We proceed by induction. Assume that the induction statement holds for all \(m <\kappa -1\). We prove that a set \(S_{m+1}\); \(|S_{m+1}| = 2^{\kappa -(m+1)}\) of fast-path transactions, each of which run step contention-free after the same t-complete execution \(E_{m+1}\), perform \(m+1\) t-reads of distinct t-objects so that at least one distinct metadata base object is accessed within the execution of each t-read operation. In our construction, we pick any two new transactions from the set \(S_m\) and show that one of them running step contention-free from a t-complete execution that extends \(E_m\) performs \(m+1\) t-reads of distinct t-objects so that at least one distinct metadata base object is accessed within the execution of each t-read operation. In this way, the set of transactions is reduced by half in each step of the induction until one transaction remains which must have accessed a distinct metadata base object in every one of its \(m+1\) t-reads.

Intuitively, since all the transactions that we use in our construction access mutually disjoint data sets, we can apply Lemma 1 to construct a t-complete execution \(E_{m+1}\) such that each of the fast-path transactions in \(S_{m+1}\) when running step contention-free after \(E_{m+1}\) perform \(m+1\) t-reads so that at least one distinct metadata base object is accessed within the execution of each t-read operation.

We now present the formal proof:

Proof

In the constructions which follow, every fast-path transaction executes at most \(m+1\) t-reads. Let \(\kappa \) be the smallest integer such that some fast-path transaction running step contention-free after a t-quiescent configuration performs \(\kappa \) t-reads and incurs a capacity abort. We proceed by induction.

Induction statement.
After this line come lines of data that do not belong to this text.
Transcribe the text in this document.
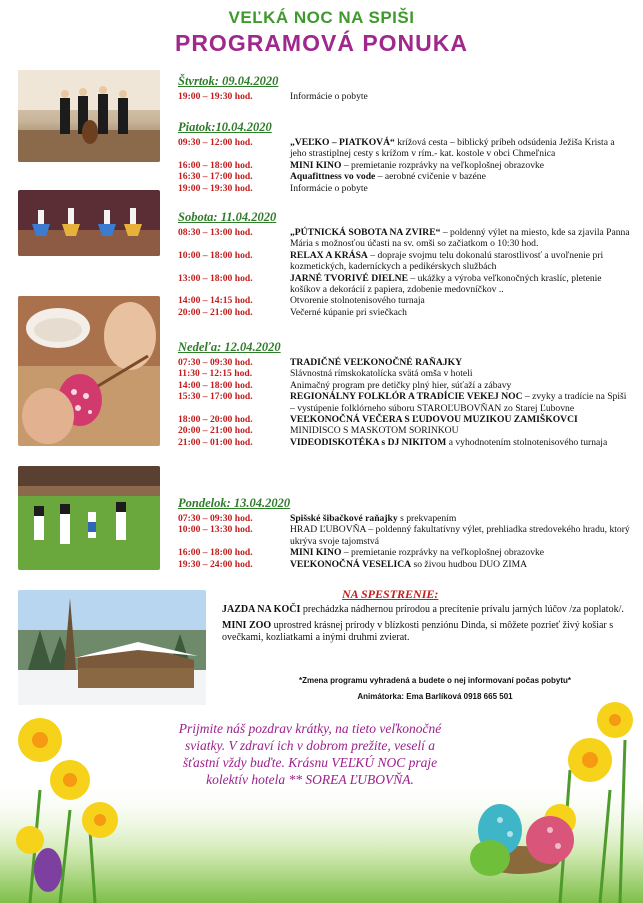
VEĽKÁ NOC NA SPIŠI
PROGRAMOVÁ PONUKA
Štvrtok: 09.04.2020
19:00 – 19:30 hod.	Informácie o pobyte
Piatok:10.04.2020
09:30 – 12:00 hod.	„VEĽKO – PIATKOVÁ“ krížová cesta – biblický príbeh odsúdenia Ježiša Krista a jeho strastiplnej cesty s krížom v rím.- kat. kostole v obci Chmeľnica
16:00 – 18:00 hod.	MINI KINO – premietanie rozprávky na veľkoplošnej obrazovke
16:30 – 17:00 hod.	Aquafittness vo vode – aerobné cvičenie v bazéne
19:00 – 19:30 hod.	Informácie o pobyte
Sobota: 11.04.2020
08:30 – 13:00 hod.	„PÚTNICKÁ SOBOTA NA ZVIRE“ – poldenný výlet na miesto, kde sa zjavila Panna Mária s možnosťou účasti na sv. omši so začiatkom o 10:30 hod.
10:00 – 18:00 hod.	RELAX A KRÁSA – dopraje svojmu telu dokonalú starostlivosť a uvoľnenie pri kozmetických, kaderníckych a pedikérskych službách
13:00 – 18:00 hod.	JARNÉ TVORIVÉ DIELNE – ukážky a výroba veľkonočných kraslíc, pletenie košíkov a dekorácií z papiera, zdobenie medovníčkov ..
14:00 – 14:15 hod.	Otvorenie stolnotenisového turnaja
20:00 – 21:00 hod.	Večerné kúpanie pri sviečkach
Nedeľa: 12.04.2020
07:30 – 09:30 hod.	TRADIČNÉ VEĽKONOČNÉ RAŇAJKY
11:30 – 12:15 hod.	Slávnostná rímskokatolícka svätá omša v hoteli
14:00 – 18:00 hod.	Animačný program pre detičky plný hier, súťaží a zábavy
15:30 – 17:00 hod.	REGIONÁLNY FOLKLÓR A TRADÍCIE VEKEJ NOC – zvyky a tradície na Spiši – vystúpenie folklórneho súboru STAROĽUBOVŇAN zo Starej Ľubovne
18:00 – 20:00 hod.	VEĽKONOČNÁ VEČERA S ĽUDOVOU MUZIKOU ZAMIŠKOVCI
20:00 – 21:00 hod.	MINIDISCO S MASKOTOM SORINKOU
21:00 – 01:00 hod.	VIDEODISKOTÉKA s DJ NIKITOM a vyhodnotením stolnotenisového turnaja
Pondelok: 13.04.2020
07:30 – 09:30 hod.	Spišské šibačkové raňajky s prekvapením
10:00 – 13:30 hod.	HRAD ĽUBOVŇA – poldenný fakultatívny výlet, prehliadka stredovekého hradu, ktorý ukrýva svoje tajomstvá
16:00 – 18:00 hod.	MINI KINO – premietanie rozprávky na veľkoplošnej obrazovke
19:30 – 24:00 hod.	VEĽKONOČNÁ VESELICA so živou hudbou DUO ZIMA
NA SPESTRENIE:

JAZDA NA KOČI prechádzka nádhernou prírodou a precítenie prívalu jarných lúčov /za poplatok/.

MINI ZOO uprostred krásnej prírody v blízkosti penziónu Dinda, si môžete pozrieť živý košiar s ovečkami, kozliatkami a inými druhmi zvierat.

*Zmena programu vyhradená a budete o nej informovaní počas pobytu*
Animátorka: Ema Barlíková 0918 665 501
Prijmite náš pozdrav krátky, na tieto veľkonočné sviatky. V zdraví ich v dobrom prežite, veselí a šťastní vždy buďte. Krásnu VEĽKÚ NOC praje kolektív hotela ** SOREA ĽUBOVŇA.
We prove that, for all \(m \le \kappa -1\), there exists a t-complete execution \(E_{m}\) and a set \(S_m\) with \(|S_m|=2^{\kappa -m}\) of read-only fast-path transactions that access mutually disjoint data sets such that each transaction \(T_{f_i}\in S_m\) that runs step contention-free from \(E_{_m}\) and performs t-reads of m distinct t-objects accesses at least one distinct metadata base object within the execution of each t-read operation. Let \(E_{f_i}\) be the step contention-free execution of \(T_{f_i}\) after \(E_{m}\) and let \(\textit{Dset}(T_{f_i}) = \{X_{i,1}, \dots , X_{i,m}\}\).

The induction. Assume that the induction statement holds for all \(m \le \kappa -1\). The statement is trivially true for the base case \(m=0\) for every \(\kappa \in \mathbb {N}\).

We will prove that a set \(S_{m+1}\); \(|S_{m+1}| = 2^{\kappa -(m+1)}\) of fast-path transactions, each of which run step contention-free from the same t-quiescent configuration \(E_{m+1}\), perform \(m+1\) t-reads of distinct t-objects so that at least one distinct metadata base object is accessed within the execution of each t-read operation.

The construction proceeds in phases: there are exactly \(\frac{|S_m|}{2}\) phases. In each phase, we pick any two new transactions from the set \(S_m\) and show that one of them running step contention-free after a t-complete execution that extends \(E_m\) performs \(m+1\) t-reads of distinct t-objects so that at least one distinct metadata base object is accessed within the execution of each t-read operation.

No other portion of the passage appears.